Single by The Coasters

from the album Apollo Saturday Night
- B-side: "Speedo's Back in Town"
- Released: February 15, 1964
- Recorded: November 16, 1963
- Genre: R&B
- Length: 4:19
- Label: Atco 6287
- Songwriter: Pat Patterson
- Producers: Nesuhi Ertegun, Jerry Wexler

The Coasters singles chronology
| "The P.T.A." (1963) | "T'ain't Nothin' to Me" (1964) | "Bad Detective" (1964) |

= T'ain't Nothin' to Me =

"T'ain't Nothin' to Me" is a song written by Pat Patterson (a pseudonym of Leon Payne) and performed by The Coasters. The song reached #20 on the R&B chart and #64 on the Billboard Hot 100 in 1964. The song appeared on the 1964 album, Apollo Saturday Night.

The song was produced by Nesuhi Ertegun and Jerry Wexler and arranged by King Curtis.

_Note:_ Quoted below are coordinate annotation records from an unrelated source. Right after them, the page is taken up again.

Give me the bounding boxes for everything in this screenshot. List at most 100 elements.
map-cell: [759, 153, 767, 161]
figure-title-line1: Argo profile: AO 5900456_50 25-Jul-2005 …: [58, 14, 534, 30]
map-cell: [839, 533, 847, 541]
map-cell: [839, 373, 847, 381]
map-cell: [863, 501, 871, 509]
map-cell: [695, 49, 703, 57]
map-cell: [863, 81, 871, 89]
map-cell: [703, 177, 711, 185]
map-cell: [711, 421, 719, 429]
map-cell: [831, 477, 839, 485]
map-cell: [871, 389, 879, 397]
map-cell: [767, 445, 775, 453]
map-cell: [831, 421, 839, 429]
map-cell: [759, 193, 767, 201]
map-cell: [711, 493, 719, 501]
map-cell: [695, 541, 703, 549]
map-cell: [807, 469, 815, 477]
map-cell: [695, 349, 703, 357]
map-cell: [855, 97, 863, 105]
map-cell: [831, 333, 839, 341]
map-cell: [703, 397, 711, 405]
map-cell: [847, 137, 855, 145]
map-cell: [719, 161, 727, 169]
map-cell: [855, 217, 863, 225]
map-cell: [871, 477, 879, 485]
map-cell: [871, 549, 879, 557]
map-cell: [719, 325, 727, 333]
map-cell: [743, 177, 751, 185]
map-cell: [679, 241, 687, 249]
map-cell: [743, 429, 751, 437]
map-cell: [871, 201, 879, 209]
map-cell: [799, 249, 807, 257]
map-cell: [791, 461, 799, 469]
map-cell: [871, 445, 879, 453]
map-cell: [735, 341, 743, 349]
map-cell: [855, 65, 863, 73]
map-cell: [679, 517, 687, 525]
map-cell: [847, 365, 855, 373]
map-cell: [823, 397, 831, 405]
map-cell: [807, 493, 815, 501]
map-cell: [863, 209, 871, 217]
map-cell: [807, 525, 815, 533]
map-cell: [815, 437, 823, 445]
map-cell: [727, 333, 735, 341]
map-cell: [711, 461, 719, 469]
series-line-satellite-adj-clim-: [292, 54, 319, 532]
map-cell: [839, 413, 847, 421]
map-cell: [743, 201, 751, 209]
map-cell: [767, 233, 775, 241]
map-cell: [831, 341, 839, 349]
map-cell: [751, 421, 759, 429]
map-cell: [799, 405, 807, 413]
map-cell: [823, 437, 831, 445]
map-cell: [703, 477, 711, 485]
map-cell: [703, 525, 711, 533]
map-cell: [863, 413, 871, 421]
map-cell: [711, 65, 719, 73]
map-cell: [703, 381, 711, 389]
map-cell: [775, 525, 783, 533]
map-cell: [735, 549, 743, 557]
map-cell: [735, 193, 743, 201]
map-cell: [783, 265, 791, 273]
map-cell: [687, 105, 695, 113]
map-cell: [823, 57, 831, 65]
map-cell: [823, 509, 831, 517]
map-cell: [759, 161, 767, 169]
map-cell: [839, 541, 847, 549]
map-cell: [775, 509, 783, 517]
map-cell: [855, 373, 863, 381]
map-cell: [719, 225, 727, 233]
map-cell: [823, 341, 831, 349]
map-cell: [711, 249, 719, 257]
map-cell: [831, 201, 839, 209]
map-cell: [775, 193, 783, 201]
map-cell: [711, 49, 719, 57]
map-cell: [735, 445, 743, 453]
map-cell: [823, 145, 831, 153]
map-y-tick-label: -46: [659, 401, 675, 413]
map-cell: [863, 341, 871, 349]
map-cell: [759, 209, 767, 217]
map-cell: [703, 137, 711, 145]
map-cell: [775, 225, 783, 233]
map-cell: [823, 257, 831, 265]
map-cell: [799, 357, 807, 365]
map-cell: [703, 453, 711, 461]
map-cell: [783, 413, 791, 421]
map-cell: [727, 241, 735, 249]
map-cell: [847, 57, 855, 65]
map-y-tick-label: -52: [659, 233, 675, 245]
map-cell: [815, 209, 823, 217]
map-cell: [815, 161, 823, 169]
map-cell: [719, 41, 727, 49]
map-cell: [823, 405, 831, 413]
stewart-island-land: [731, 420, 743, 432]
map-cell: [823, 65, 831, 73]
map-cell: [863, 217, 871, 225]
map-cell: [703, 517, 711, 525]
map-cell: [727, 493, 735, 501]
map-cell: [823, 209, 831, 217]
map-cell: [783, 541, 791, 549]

The song was recorded live on November 16, 1963 at the Apollo Theater in New York City, New York.

The Coasters' version was neither the first nor the last popular version of the song, originally released as "It's Nothing To Me" (Loy Clingman in 1957), and later as "Ain't Nothing to Me" (Johnny Winter, 1973). Modern coverers include Billy Strings and The Sadies.